Micky Dolenz mugged, sang, and drummed his way to superstardom in the 1960s as one of the Monkees. These days, however, he is just as likely to be found alongside his daughter Georgia in his home woodshop west of Los Angeles as he is on a concert stage.
In 2013, the two turned a shared hobby—an affinity for woodworking that Micky picked up from his father and passed on to Georgia—into a homespun business making handmade furniture.

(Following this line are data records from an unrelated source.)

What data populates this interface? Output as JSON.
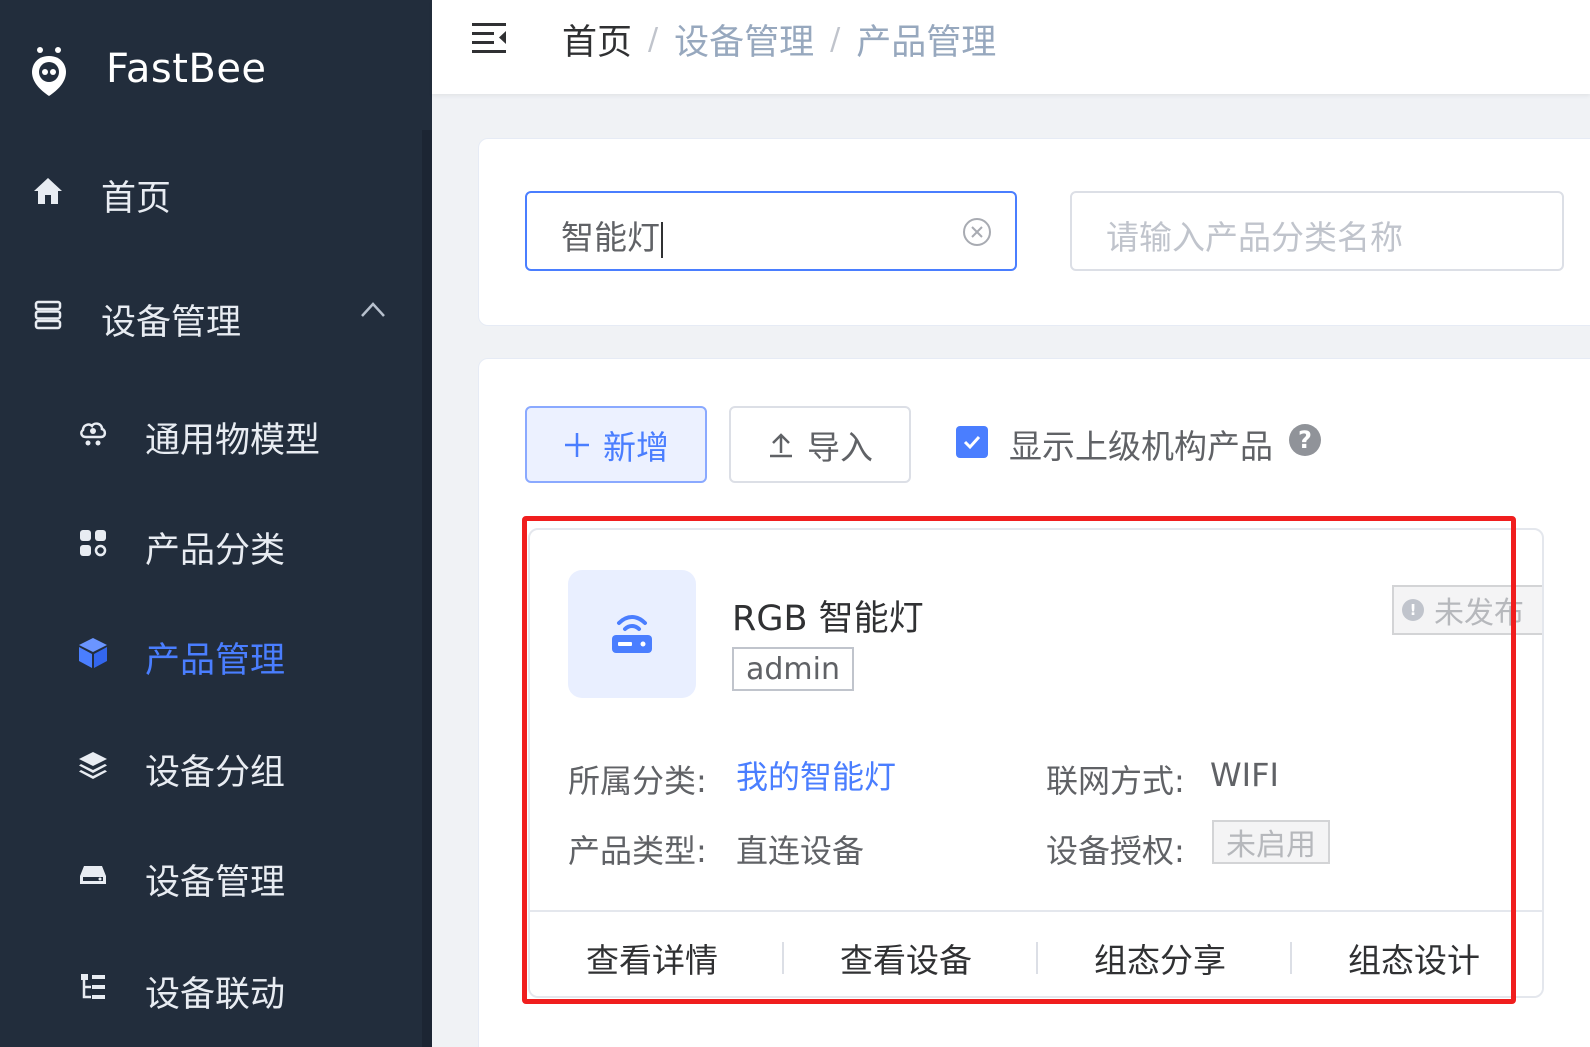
{
  "app": {
    "name": "FastBee"
  },
  "sidebar": {
    "items": [
      {
        "label": "首页",
        "icon": "home-icon"
      },
      {
        "label": "设备管理",
        "icon": "server-icon",
        "expanded": true
      },
      {
        "label": "通用物模型",
        "icon": "cloud-icon"
      },
      {
        "label": "产品分类",
        "icon": "apps-icon"
      },
      {
        "label": "产品管理",
        "icon": "cube-icon",
        "active": true
      },
      {
        "label": "设备分组",
        "icon": "layers-icon"
      },
      {
        "label": "设备管理",
        "icon": "device-icon"
      },
      {
        "label": "设备联动",
        "icon": "tree-icon"
      }
    ]
  },
  "breadcrumb": {
    "home": "首页",
    "level1": "设备管理",
    "level2": "产品管理",
    "separator": "/"
  },
  "search": {
    "product_name_value": "智能灯",
    "category_placeholder": "请输入产品分类名称"
  },
  "toolbar": {
    "add_label": "新增",
    "import_label": "导入",
    "show_parent_label": "显示上级机构产品",
    "show_parent_checked": true
  },
  "product": {
    "name": "RGB 智能灯",
    "owner_tag": "admin",
    "status": "未发布",
    "category_label": "所属分类:",
    "category_value": "我的智能灯",
    "network_label": "联网方式:",
    "network_value": "WIFI",
    "type_label": "产品类型:",
    "type_value": "直连设备",
    "auth_label": "设备授权:",
    "auth_value": "未启用",
    "actions": [
      "查看详情",
      "查看设备",
      "组态分享",
      "组态设计"
    ]
  },
  "colors": {
    "sidebar_bg": "#222d3c",
    "accent": "#4a7eff",
    "highlight": "#f01e1e"
  }
}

“When I moved to L.A. permanently four years ago, my dad and I started making things for ourselves in his workshop,” Georgia recalls. “I’d say, ‘I need a bookcase,’ so we’d build a bookcase. And then we made a coffee table as a birthday present for a friend. We designed it ourselves and it was a really cool coffee table, so I said, ‘Why don’t we do this as a business?’ We both love spending days in the workshop, and it just seemed that we could sell these, and maybe someone would buy one.”
“I said, we’ll call it ‘Dolenz and Daughters Fine Furniture,’” Micky says. “I almost said it as a joke.” Georgia, the youngest of Micky’s four daughters, didn’t take it as one; she registered the website
right away, and the two began taking orders.
Micky caught the woodworking bug from his father, an actor and singer who supplemented his income with carpentry while trying to establish himself in Hollywood. After high school, Micky enrolled in an architectural drafting program at Los Angeles Trade-Technical College, juggling his studies with auditions—including one that eventually led to him being cast as the drummer in a new television series about an out-of-work rock ‘n’ roll band.
“My plan was to become an architect and, if it didn’t work out, fall back on show business,” he says. “I’m serious. That was my plan.” He stayed in school through the filming of the “Monkees” pilot and didn’t abandon his studies until after the series was picked up. Woodworking, though, remained a lifelong pursuit, one that he maintained through Monkeemania and beyond.
Georgia, an actress with several television and film roles to her credit, recalls watching her father tinker. “We grew up, all of us, building and making stuff,” she says. When she went to England to study theater, part of her training involved learning how to build sets. A creative business partnership with her father seemed a natural next step.
“The first things we made were cedar-dovetailed hope chests, because dad had made one for all of us and we really loved them,” she says. “We kind of changed the design, but that was the first thing we thought of. And, honestly, we thought, ‘No one is going to care,’ and we sold 20 of them.”
It’s a partnership, but there are semi-defined roles. “Georgia is really responsible for the initial design and the finishing, and I kind of do the heavy lifting,” Micky says. “I know about joints and structure and the physics of it, and stress and stuff like that. And also, I don’t like her around the table saw too much.”
Nearly two years on, Dolenz and Daughters remains very much a mom-and-pop—or pop-and-daughter—operation. “It’s always been just the two of us, literally in our home workshop,” Georgia says. “But it’s just wonderful. We love it.”